What I love about life. The fireworks stands have risen like cardboard flowers and stand in church and pharmacy parking lots selling small explosives at small expense, so common people can contribute a bang and a kick out of stars into the dark night and anniversary of our independence not long from now.

Today is the 7th in our latest summer wave of heat. Almost everyone has a roof over their heads. Almost everyone has a freezer, an ice cube tray, water gets frozen and cracked, only to melt down the throat and pissed out steaming, flushed and back to the ground and up into the plants, or out into greater bodies of waters, then subject of the sun and burned into haze cooled into fog, condensed into air, risen into clouds, cooled again at night and dropped...

The opening eyes of children, the tall ones first, all the way down to the middle ones and then the littlest ones holding their hands looking up up and incredulous, just as you all strike the matches and ignite the sulfur with twine and flame made from fluid, the spark off the side of your thumbprint grinding alloy with the flint, rubbing your identity right into it, and your small stars shot into the night with all the others, aginst the rippling flags and melting pot of frozen sugars...
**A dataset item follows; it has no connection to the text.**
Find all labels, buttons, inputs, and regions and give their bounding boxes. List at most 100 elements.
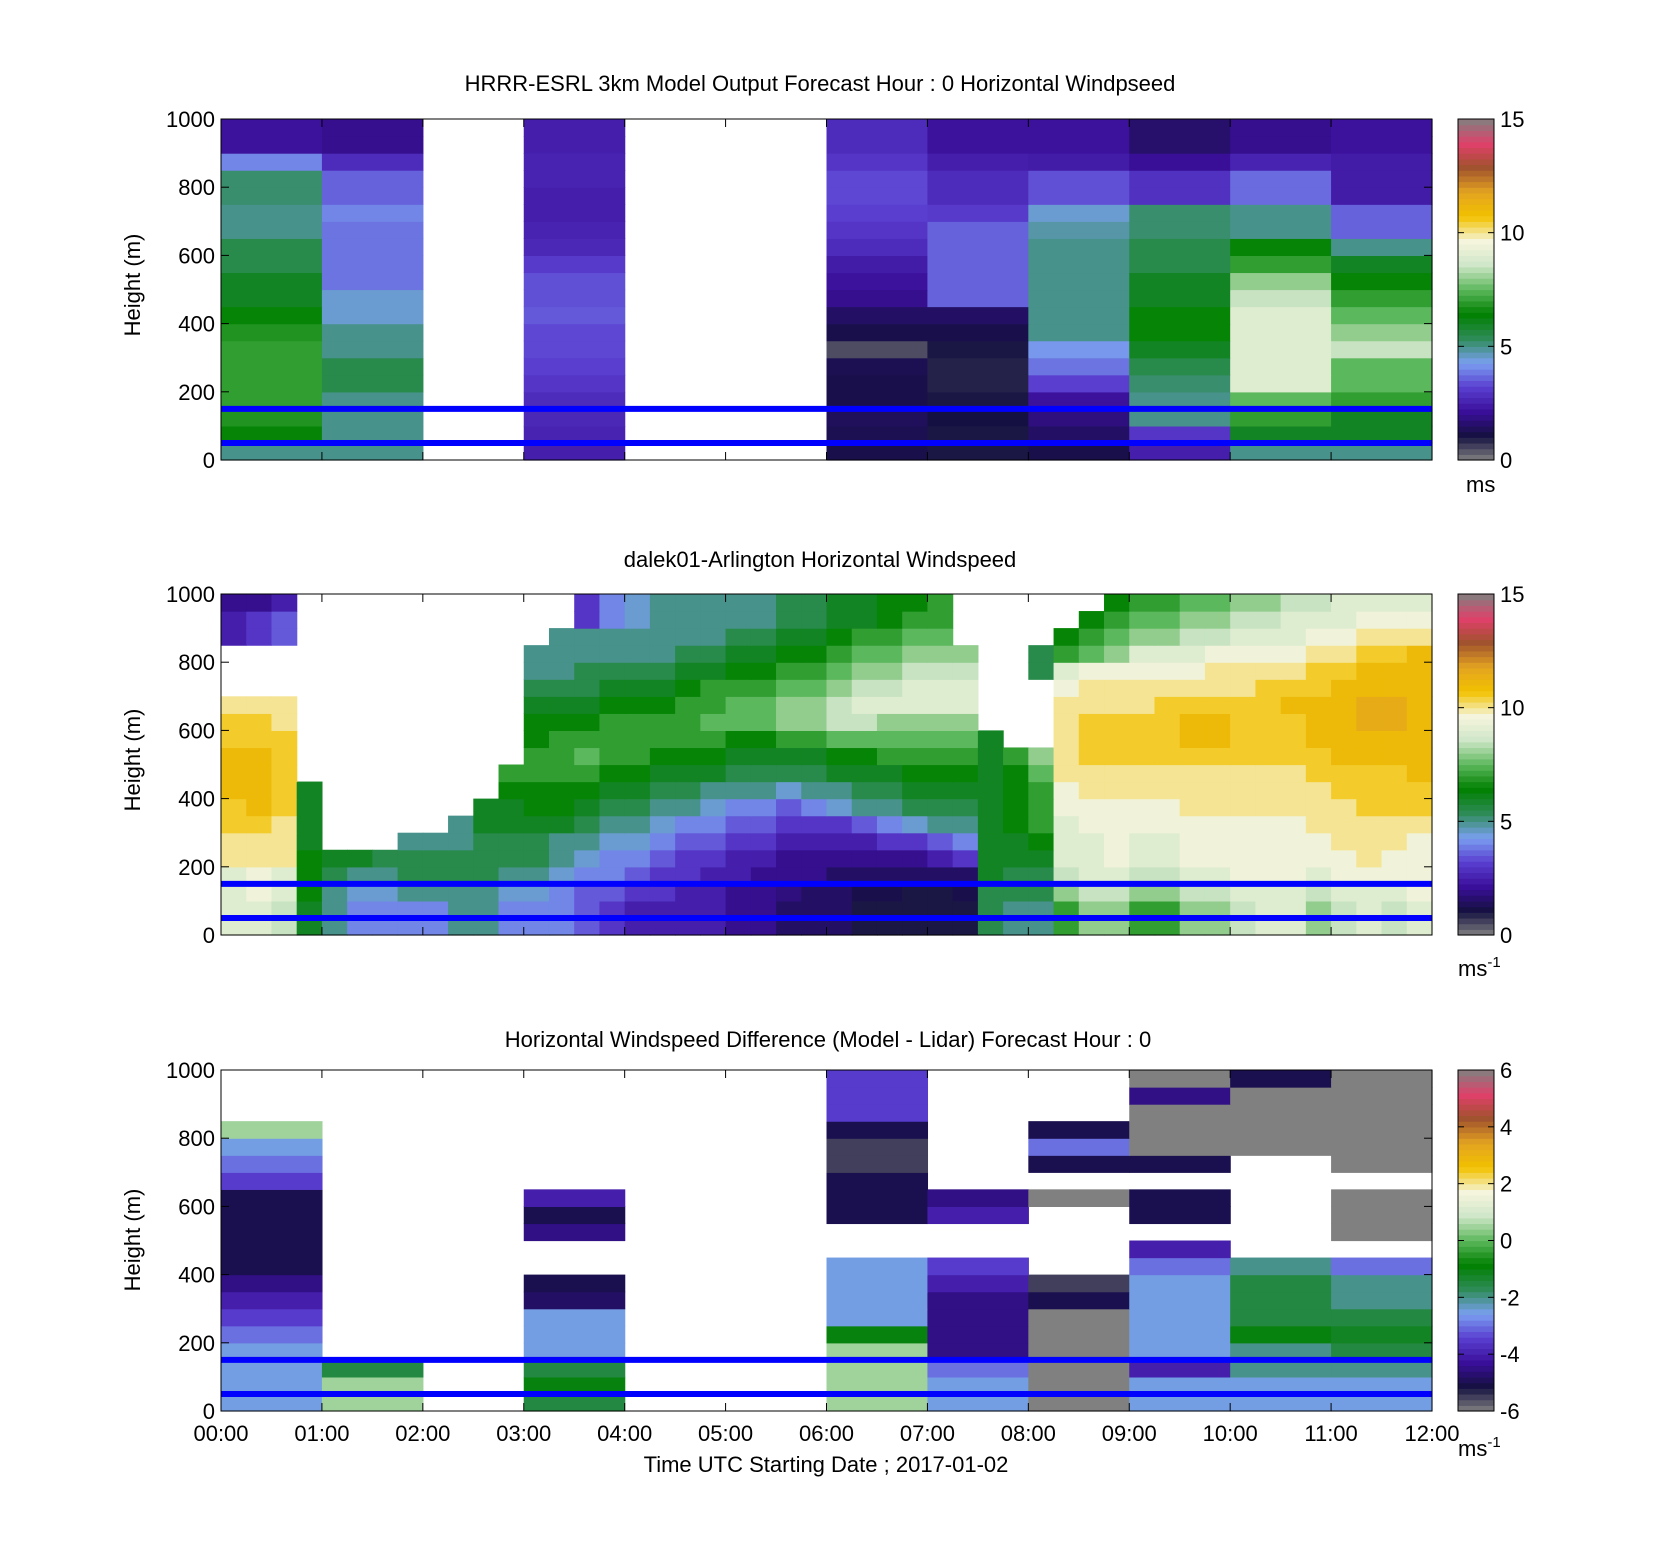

If we could only all see, only see, you and me, from above, all the breaking apart and coming together of material, the tension, the unity. Cries of joy, subsiding, crackling seconds of attention and paper particles confetti the air, then back to subdued tones and complaints and kids running and using legs like trees to hide behind and duck around. Then looking up again and the thunderous sound far above makes you realize how small you are, and the adults become kids all over again. Fifty years or more of this. Rocking chairs on porches and reports like gunfire but without the violence, only to be super fun times, and the kind-like voices over radio. Television flashes through the windows in the dark.

Headlights cast across the knees. Some are walking and others on bicycles, and many now driving away. Listen. Crickets and squeaky wheels. There will be no less struggle between me and myself, you and yourself, and ideally we can be our own best friends, i can be my own as i display the best of my abilities in plain view,  up against the best of yours and everyone else's. Perfectly on hold and iced until tommorrow. Four of swords. Pause into the super fun into the calm afterward.

The material of life. The mercury makes a difference, tomorrow more pressure and harder to breathe. My fair skin is nothing to the sun. The body is much on the mind, is nothing compared to the spirit. We will sleep and wake again into the beauty of the fullness of light and the breakfast table. If I am lucky I will continue to fight my own desires, my own ennui every day, blasting it to hell and confetti myself into paper. Being alone won't matter. Could be a great day coming and why the hell not.